Exposé présenté par Michel AMELLER à l'occasion d'une rencontre organisée à Istanbul en mai 1998 par l'OCDE


Un des grands penseurs français du « siècle des Lumières », Montesquieu, écrivait au début du 18ème siècle que le législateur « devait écrire d'une main tremblante ». Il entendait par là que la production des normes censées régir les relations sociales devait être le fruit d'une longue méditation.

La « main tremblante » doit s'imposer a fortiori au juge constitutionnel, doté du pouvoir, plus considérable encore, d'invalider sans appel l'oeuvre des représentants du peuple.

D'où l'importance des questions d'interprétation constitutionnelle.

Au delà de leurs aspects techniques, ne conditionnent-elles pas étroitement le pouvoir que nous nous reconnaissons sur la loi ?

Ne sont-elles pas les instruments dont nous nous sommes dotés pour encadrer notre propre capacité à créer de nouvelles normes constitutionnelles à partir des normes existantes ?

N'ont-elles pas vocation à rendre plus lisible, plus prévisible, plus conforme à la recherche de la sécurité juridique, plus légitime en somme, notre mode d'intervention ?

En un mot : ne sont-elles pas notre meilleur garde-fou contre un constructivisme arbitraire ? Notre meilleure protection contre le soupçon perpétuel qui pèse dans tous nos pays sur l'action des cours constitutionnelles : le gouvernement des juges ?

Cet usage des règles d'interprétation comme techniques d'autolimitation et de justification du juge constitutionnel me paraît essentiel car, nous le savons bien, nos constitutions ne comportent pas toujours des énoncés clairs et précis.

C'est sans doute le cas dans leur partie consacrée à l'organisation des pouvoirs publics -et encore.

Mais il n'en va plus de même dans leur partie consacrée aux droits fondamentaux, dont l'énoncé se réfère le plus souvent à des catégories polysémiques et abstraites, dont le contenu s'est, au surplus, modifié au cours du temps.
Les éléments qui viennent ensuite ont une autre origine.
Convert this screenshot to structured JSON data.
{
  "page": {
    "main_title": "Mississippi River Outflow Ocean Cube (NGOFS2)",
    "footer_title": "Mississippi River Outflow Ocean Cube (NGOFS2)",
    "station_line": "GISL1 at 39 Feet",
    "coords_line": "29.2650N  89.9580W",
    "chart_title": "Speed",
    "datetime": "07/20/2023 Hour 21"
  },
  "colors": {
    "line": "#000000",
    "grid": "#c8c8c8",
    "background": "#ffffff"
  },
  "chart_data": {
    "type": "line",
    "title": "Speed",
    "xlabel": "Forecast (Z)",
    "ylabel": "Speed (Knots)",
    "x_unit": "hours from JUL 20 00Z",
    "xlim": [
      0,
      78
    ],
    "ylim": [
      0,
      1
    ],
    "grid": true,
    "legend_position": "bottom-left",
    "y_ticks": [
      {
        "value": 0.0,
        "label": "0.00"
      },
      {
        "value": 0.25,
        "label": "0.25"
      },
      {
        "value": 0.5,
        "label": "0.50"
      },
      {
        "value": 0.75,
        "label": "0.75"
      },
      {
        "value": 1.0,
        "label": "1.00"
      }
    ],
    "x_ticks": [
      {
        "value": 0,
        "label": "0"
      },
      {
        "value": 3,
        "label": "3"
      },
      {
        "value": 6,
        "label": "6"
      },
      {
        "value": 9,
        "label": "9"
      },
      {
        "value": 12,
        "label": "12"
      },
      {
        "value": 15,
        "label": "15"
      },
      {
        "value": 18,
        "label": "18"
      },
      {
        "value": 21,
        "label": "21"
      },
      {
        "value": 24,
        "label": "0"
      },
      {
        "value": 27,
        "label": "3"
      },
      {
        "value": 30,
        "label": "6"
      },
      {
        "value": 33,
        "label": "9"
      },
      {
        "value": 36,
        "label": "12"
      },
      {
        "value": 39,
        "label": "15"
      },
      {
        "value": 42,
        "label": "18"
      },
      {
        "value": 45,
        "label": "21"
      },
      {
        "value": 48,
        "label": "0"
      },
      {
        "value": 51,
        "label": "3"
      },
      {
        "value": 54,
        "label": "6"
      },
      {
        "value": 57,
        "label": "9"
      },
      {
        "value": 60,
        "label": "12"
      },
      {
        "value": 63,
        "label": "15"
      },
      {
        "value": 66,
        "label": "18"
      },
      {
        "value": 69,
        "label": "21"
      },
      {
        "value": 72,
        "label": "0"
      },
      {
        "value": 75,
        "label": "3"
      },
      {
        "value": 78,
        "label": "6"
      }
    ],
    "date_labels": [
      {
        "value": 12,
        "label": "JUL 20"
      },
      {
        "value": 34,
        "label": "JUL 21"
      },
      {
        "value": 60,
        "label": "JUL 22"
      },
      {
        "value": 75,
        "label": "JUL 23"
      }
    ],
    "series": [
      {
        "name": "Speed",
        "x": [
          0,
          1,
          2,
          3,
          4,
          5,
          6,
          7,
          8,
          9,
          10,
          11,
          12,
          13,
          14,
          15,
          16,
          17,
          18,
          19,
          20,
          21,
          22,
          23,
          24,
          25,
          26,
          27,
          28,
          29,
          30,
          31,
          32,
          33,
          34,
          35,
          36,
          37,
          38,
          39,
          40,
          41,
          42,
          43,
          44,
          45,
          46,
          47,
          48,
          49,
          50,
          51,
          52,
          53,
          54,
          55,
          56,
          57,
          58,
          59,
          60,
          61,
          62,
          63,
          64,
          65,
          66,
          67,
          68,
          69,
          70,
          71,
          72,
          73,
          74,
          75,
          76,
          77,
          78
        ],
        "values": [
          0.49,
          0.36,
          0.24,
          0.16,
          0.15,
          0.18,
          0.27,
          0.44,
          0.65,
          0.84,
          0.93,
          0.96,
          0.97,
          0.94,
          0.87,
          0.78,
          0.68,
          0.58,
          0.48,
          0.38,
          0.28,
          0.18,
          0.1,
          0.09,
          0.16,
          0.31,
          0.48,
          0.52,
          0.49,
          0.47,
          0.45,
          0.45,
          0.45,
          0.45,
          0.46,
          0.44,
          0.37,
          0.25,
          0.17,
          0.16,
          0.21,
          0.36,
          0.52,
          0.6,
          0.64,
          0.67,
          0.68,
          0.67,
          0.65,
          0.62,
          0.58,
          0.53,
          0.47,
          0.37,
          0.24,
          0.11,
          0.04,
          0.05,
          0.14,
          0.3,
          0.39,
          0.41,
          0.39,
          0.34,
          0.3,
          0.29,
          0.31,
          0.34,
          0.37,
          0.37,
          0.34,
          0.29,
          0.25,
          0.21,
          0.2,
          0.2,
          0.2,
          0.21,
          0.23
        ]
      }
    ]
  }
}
Ainsi, en France, le Préambule de notre actuelle Constitution, qui renvoie au préambule de la Constitution de 1946, proclame le « droit de chacun à obtenir un emploi ». S'agit-il d'un simple objectif ? D'une obligation de résultat ? Si le droit à l'emploi constitue une créance de l'individu sur la collectivité, quelle est la valeur de cette créance dans une situation économique donnée, par exemple dans une conjoncture déprimée ? Quelle est, en somme, la portée normative de ce droit ?

Une technique d'interprétation classique, pour répondre à ce type de question, consiste à rechercher la valeur normative que les auteurs de la Constitution ont entendu attacher à un énoncé constitutionnel. Dans l'exemple choisi, il s'agit de l'assemblée constituante de 1946. Or celle-ci avait d'autant moins l'idée de conférer au « droit à l'emploi » une valeur prescriptive précise que le catalogue des droits contenu dans le préambule de la Constitution de 1946 se trouvait explicitement soustrait au contrôle de constitutionnalité par un article de la Constitution. Autrement dit, l'intention du constituant n'a pas été de conférer au droit à l'emploi une pleine force normative.

Mais on sait que beaucoup de spécialistes du droit constitutionnel sont très réservés sur le recours à l'intention des auteurs de la norme constitutionnelle comme technique d'interprétation. Ils ont de bonnes raisons à cela : le texte constitutionnel, dès lors qu'il est ratifié par référendum, échappe à ses auteurs et ne saurait plus être décrypté à l'aune des travaux préparatoires ; la norme constitutionnelle doit vivre, être constamment actualisée etc...

Cette vision de la norme constitutionnelle comme une norme vivante conduirait, dans notre exemple du droit à l'emploi, à poser que la législation ne peut que rendre plus effectif ce droit. La législation devrait être toujours plus protectrice. Un tel « effet cliquet » élèverait bien sûr considérablement la portée normative du droit à l'emploi. Chaque avancée législative étant en quelque sorte constitutionnalisée, la sauvegarde de ce droit deviendrait une exigence constitutionnelle toujours plus prégnante et plus précise.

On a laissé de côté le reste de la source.